I was planning on some non-Big Ten expansion material this week, yet a flurry of rumors about the University of Pittsburgh joining the Big Ten are flooding my inbox.  Let’s put aside my personal assessment of Pitt as described in the Big Ten Expansion Index post (where I said that the school fit the Big Ten academically and athletically, but the fact that it wouldn’t bring in a single new Big Ten Network subscriber would kill any chance for the Panthers).  The Penn State blog Black Shoe Diaries has gone through the anatomy of this rumor (where Pitt athletes were supposedly told of the move in a closed door meeting) and correctly notes that it’s ridiculous.  At the same time, I just wanted to point out a few additional and very basic points to this story which would show why any reasonable person would conclude that this rumor is false:

(1) I negotiate large business deals with large corporations for a living.  In every business deal that I have ever worked on (whether it was for several thousand dollars or hundreds of millions of dollars), the parties enter into a confidentiality agreement at the beginning, where breaching such confidentiality would almost immediately kill that deal.  If Pitt’s administration was stupid enough to tell a couple of hundred teenagers and early-20s students the most highly confidential information that you could possibly think of and expect such information would be kept secret for a week when almost all of them wouldn’t even be affected (since the earliest that Pitt could join would probably be 2013, which would mean anyone older than a freshman would no longer be at the school by that time anyway), then the school (a) doesn’t deserve the financial windfall of joining the Big Ten since it can’t be trusted to keep such important information under wraps and (b) would have been an egregious breach of confidentiality that would likely nix the deal.

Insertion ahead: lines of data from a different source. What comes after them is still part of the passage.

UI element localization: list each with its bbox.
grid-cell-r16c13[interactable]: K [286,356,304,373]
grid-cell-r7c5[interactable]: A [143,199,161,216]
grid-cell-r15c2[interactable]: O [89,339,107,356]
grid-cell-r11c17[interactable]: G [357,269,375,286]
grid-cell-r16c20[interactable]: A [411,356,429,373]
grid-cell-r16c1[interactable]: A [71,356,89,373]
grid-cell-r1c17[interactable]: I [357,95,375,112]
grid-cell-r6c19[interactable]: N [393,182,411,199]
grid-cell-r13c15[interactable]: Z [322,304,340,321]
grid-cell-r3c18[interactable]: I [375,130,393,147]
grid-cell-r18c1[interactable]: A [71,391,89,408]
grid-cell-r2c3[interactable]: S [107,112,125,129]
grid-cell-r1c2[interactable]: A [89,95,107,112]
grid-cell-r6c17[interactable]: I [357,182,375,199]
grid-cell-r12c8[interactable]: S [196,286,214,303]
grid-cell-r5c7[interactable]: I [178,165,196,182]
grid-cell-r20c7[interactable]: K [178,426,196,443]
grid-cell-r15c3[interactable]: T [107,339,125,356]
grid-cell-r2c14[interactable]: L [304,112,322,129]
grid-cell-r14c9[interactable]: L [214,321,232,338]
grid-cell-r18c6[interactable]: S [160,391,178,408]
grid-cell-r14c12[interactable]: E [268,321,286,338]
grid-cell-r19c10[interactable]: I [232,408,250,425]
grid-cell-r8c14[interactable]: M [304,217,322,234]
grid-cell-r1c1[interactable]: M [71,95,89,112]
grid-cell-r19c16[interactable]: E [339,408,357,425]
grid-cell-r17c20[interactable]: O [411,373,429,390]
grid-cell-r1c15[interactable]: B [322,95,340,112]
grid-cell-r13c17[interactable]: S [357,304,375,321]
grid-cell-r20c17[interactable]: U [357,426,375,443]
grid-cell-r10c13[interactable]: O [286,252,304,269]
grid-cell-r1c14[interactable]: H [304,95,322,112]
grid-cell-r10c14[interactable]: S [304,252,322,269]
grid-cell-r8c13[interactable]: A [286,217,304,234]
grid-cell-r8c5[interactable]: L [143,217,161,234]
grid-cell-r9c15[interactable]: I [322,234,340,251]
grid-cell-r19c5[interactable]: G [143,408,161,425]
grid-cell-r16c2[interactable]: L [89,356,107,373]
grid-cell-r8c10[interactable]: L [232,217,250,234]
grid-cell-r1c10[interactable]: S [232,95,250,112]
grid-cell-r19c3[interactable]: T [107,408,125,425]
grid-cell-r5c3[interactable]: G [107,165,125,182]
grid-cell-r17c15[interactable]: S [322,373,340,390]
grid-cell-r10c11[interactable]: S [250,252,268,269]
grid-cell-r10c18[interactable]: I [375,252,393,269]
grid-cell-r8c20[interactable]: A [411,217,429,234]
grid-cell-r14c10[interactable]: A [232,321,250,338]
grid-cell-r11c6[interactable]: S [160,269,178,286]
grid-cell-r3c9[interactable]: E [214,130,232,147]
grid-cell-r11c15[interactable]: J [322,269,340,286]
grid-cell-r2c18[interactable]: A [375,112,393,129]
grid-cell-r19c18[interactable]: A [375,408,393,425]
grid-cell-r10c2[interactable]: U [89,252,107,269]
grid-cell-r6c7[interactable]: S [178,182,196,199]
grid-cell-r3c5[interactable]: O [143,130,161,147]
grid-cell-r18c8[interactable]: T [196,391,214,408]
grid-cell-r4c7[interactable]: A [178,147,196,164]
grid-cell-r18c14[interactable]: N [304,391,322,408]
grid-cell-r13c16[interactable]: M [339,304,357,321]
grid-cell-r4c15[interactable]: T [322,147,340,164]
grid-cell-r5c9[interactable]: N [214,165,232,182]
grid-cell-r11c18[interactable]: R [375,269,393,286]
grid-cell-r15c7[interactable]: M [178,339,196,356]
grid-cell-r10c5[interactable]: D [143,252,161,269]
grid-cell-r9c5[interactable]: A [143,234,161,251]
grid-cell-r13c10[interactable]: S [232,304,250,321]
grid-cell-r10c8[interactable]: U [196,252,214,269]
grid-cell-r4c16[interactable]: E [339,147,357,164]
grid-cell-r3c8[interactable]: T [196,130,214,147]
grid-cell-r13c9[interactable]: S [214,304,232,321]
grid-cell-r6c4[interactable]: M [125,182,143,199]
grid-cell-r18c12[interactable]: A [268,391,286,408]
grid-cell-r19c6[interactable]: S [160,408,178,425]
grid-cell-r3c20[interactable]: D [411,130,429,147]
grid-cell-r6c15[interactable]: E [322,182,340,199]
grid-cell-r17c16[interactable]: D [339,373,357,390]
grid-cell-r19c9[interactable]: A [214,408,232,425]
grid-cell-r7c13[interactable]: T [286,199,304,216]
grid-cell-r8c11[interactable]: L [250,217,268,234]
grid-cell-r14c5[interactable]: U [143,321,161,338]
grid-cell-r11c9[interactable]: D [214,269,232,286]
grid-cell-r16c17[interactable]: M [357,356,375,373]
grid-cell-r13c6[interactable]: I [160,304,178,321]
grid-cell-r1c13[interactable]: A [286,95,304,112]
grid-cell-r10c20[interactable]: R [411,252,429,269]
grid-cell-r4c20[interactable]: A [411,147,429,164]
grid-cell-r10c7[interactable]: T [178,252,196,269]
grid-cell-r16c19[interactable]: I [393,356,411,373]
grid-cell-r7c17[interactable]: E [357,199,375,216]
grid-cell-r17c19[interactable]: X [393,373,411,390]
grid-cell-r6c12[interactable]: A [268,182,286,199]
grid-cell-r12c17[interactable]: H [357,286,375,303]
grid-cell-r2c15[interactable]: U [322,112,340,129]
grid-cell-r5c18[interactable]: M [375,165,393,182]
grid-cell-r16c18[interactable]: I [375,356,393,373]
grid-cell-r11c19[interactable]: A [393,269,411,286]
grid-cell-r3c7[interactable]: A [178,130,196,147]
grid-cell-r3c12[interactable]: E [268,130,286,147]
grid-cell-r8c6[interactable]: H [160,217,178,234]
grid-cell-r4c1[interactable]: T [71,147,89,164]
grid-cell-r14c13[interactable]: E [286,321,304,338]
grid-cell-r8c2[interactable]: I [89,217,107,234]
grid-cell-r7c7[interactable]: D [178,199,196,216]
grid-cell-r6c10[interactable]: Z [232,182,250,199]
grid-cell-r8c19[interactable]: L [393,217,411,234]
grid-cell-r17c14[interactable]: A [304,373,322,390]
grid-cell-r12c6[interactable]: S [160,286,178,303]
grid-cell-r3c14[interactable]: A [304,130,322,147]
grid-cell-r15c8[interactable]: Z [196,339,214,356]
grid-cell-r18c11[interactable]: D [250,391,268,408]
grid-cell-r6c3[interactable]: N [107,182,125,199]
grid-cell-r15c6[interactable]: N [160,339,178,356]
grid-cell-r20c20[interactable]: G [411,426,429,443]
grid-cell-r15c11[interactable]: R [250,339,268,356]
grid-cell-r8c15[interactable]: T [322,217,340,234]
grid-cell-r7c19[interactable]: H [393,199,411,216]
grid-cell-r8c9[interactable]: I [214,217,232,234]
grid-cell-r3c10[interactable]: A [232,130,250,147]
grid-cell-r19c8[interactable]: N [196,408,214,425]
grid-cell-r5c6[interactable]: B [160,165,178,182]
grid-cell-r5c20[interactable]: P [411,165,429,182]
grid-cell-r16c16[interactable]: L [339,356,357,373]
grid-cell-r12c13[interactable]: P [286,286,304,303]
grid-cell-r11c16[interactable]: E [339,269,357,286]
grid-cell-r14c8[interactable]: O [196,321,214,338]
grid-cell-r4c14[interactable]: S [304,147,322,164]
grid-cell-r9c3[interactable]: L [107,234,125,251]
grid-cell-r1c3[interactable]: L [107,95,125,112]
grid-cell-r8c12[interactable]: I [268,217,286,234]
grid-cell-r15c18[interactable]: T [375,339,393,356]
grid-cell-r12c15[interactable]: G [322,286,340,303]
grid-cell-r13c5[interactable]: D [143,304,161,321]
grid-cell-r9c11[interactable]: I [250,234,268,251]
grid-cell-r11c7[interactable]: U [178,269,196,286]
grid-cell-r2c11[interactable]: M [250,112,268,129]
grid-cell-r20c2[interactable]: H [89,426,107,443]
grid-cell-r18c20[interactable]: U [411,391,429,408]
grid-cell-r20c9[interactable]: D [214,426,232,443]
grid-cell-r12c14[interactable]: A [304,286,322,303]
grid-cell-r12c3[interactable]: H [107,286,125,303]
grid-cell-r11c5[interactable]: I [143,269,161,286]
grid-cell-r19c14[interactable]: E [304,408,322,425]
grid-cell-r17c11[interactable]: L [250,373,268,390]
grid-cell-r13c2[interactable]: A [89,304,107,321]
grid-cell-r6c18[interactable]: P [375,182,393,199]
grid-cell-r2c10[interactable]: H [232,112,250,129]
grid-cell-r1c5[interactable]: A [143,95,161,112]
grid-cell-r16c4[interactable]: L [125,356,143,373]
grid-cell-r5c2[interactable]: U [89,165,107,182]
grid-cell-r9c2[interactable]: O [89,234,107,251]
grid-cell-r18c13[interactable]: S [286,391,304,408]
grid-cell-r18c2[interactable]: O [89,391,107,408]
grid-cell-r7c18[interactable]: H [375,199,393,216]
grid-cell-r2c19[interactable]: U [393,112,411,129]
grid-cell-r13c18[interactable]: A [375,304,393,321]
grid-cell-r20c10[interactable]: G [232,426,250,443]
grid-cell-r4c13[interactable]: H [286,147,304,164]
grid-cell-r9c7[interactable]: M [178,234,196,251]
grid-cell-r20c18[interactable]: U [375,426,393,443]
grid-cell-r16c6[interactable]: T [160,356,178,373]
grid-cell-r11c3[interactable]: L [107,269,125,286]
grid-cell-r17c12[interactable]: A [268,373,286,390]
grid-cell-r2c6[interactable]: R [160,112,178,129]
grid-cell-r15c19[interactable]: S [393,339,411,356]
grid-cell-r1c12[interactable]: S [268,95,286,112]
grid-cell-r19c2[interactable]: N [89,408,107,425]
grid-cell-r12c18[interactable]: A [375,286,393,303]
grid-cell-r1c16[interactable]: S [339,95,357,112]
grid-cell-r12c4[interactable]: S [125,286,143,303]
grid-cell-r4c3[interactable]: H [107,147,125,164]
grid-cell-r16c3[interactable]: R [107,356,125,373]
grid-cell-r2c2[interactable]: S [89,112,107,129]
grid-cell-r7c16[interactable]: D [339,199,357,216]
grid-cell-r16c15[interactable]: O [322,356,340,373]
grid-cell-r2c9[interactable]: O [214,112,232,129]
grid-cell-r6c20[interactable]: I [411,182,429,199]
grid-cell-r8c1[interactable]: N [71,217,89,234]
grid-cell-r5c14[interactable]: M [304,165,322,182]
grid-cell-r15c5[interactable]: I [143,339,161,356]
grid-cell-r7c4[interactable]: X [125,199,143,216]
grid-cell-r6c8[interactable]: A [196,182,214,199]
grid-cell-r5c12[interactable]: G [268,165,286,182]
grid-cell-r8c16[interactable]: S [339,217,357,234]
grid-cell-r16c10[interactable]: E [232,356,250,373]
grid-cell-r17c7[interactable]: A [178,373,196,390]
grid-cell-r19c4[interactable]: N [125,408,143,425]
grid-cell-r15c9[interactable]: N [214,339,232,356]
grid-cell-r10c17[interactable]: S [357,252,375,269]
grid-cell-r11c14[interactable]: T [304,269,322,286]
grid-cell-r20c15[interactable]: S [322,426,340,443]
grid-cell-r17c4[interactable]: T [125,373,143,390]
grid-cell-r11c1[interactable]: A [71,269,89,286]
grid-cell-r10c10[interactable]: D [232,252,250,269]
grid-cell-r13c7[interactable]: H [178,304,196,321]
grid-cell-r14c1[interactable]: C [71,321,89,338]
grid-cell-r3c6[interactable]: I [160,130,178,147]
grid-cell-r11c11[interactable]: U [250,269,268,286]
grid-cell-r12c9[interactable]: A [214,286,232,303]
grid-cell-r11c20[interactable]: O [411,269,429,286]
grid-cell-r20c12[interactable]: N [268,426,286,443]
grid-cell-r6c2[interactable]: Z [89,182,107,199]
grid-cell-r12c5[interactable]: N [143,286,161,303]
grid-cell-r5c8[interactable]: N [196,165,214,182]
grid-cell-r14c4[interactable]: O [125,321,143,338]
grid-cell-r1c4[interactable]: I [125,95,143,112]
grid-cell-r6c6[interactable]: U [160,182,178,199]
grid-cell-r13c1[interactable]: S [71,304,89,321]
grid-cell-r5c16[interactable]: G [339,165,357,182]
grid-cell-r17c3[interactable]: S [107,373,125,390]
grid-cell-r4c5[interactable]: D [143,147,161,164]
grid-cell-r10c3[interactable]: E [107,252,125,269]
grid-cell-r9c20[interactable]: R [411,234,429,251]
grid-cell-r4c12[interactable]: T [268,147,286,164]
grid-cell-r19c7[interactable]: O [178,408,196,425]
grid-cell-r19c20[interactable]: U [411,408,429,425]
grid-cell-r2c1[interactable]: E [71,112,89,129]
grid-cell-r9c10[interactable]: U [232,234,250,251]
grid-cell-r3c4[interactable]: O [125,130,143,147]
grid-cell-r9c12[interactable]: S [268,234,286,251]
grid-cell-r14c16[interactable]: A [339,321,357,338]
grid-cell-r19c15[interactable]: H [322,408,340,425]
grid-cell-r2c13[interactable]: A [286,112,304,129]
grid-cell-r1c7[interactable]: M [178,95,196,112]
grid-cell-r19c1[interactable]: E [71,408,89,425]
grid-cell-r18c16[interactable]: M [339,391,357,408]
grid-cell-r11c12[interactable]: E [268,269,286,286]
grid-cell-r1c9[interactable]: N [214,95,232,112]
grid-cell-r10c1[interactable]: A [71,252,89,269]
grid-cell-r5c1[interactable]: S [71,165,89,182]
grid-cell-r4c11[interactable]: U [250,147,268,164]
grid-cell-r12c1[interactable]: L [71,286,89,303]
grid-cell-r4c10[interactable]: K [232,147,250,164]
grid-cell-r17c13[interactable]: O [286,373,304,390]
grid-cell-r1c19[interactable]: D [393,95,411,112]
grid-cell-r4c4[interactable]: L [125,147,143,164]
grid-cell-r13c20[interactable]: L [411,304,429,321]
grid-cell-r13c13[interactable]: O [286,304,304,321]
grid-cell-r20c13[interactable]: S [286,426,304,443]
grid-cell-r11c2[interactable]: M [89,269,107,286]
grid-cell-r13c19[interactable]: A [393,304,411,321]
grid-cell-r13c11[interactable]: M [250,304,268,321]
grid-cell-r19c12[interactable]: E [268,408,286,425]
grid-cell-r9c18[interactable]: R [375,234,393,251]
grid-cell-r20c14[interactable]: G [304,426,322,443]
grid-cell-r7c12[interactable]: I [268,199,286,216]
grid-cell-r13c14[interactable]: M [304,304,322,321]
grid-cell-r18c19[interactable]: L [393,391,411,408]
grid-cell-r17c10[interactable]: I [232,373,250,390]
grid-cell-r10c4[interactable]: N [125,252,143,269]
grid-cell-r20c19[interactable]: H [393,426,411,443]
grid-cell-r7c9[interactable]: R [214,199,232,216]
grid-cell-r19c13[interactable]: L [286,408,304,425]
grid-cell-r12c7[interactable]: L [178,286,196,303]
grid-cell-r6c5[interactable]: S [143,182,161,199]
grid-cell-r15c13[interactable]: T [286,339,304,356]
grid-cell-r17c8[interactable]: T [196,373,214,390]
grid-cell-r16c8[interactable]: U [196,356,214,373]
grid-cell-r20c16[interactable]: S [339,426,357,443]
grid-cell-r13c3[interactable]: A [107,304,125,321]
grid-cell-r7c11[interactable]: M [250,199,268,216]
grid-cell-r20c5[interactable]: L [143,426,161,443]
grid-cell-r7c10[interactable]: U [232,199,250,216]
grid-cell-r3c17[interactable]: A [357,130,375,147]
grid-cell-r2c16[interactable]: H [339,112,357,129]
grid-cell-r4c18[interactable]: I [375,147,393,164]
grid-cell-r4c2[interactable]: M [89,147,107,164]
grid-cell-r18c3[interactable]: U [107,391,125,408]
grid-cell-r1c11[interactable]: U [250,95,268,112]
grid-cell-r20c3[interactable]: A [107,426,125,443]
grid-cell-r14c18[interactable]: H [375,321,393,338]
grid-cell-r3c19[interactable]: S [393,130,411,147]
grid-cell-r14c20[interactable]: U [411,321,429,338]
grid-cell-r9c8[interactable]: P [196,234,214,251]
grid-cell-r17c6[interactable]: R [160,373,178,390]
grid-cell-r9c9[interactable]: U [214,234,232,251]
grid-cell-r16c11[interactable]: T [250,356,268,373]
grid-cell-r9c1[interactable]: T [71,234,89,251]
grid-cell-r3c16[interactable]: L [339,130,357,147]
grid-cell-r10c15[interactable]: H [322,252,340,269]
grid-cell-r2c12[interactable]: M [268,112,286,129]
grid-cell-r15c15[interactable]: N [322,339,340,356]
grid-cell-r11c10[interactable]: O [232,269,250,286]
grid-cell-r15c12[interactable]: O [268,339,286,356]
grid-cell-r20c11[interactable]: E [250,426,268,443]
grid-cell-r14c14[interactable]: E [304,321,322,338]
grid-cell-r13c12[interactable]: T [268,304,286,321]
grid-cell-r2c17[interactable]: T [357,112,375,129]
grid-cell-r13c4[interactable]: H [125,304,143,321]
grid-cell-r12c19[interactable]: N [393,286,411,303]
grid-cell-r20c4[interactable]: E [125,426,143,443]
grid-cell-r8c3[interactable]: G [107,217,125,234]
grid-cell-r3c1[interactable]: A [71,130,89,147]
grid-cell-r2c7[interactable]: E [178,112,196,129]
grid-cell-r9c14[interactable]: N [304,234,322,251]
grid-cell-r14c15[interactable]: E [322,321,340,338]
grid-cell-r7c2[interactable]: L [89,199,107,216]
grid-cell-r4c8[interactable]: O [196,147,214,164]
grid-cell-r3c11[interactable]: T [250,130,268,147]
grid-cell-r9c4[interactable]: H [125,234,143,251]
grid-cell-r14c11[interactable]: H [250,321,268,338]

(2) Let’s assume that Pitt’s administration was indeed as stupid as described in point #1.  If at least several hundred people knew about such an important and Earth-shattering news story ahead of time (because if the athletes found out that type of information, it is reasonable to assume that they’re going to start telling their roommates and family members immediately), you wouldn’t see just a handful of random Tweets and Facebook statuses that were supposedly taken down and erased forever.  There would be literally hundreds of first-hand Tweets and Facebook postings (not just “I heard a rumor” references) confirming this information.

(3) The supposed deletion of web postings described under Point #2 only comes up if you actually think that Twitter and Facebook are going to start changing their entire user policies to cover up some Pitt rumors at that school’s request.  Seeing that these and other Internet companies constantly battle with the Chinese government over censorship issues (and thereby risking the potential revenue of over a billion users), I highly doubt either social networking site is going to all of the sudden start engaging in that type of censorship because the University of Pittsburgh SID called in a favor.  These companies’ business models are entirely based on the free flow of information.

(4) At the same time, as blind as the mainstream media might be at some points, an outlet such as ESPN or the Pittsburgh Post-Gazette would’ve received some type of word if every single Pitt athlete knew what was happening.  It’s tough enough to keep 10 people from leaking information in areas of society way more important than college sports (i.e. the White House), so if you honestly believe that a few hundred students received first-hand information about a major conference move and absolutely none of them leaked that to the mainstream press that follows them everyday, I don’t know what to tell you.

All in all, the coaches might get a phone call a day or two before a possible announcement (like Mike Brey did as he described when Notre Dame almost joined the Big Ten in 2003), but it is unfathomable to me at multiple levels that (a) Pitt would tell its athletes of a conference move ahead of time at all in the first place and (b) even if Pitt wanted to tell its athletes, that it would do so an entire week in advance of an announcement.

UPDATE #1 (2/10/2010): Teddy Greenstein from the Chicago Tribune has stated that any “Pitt joining the Big Ten” report is “bogus” and cites sources from the Big Ten itself.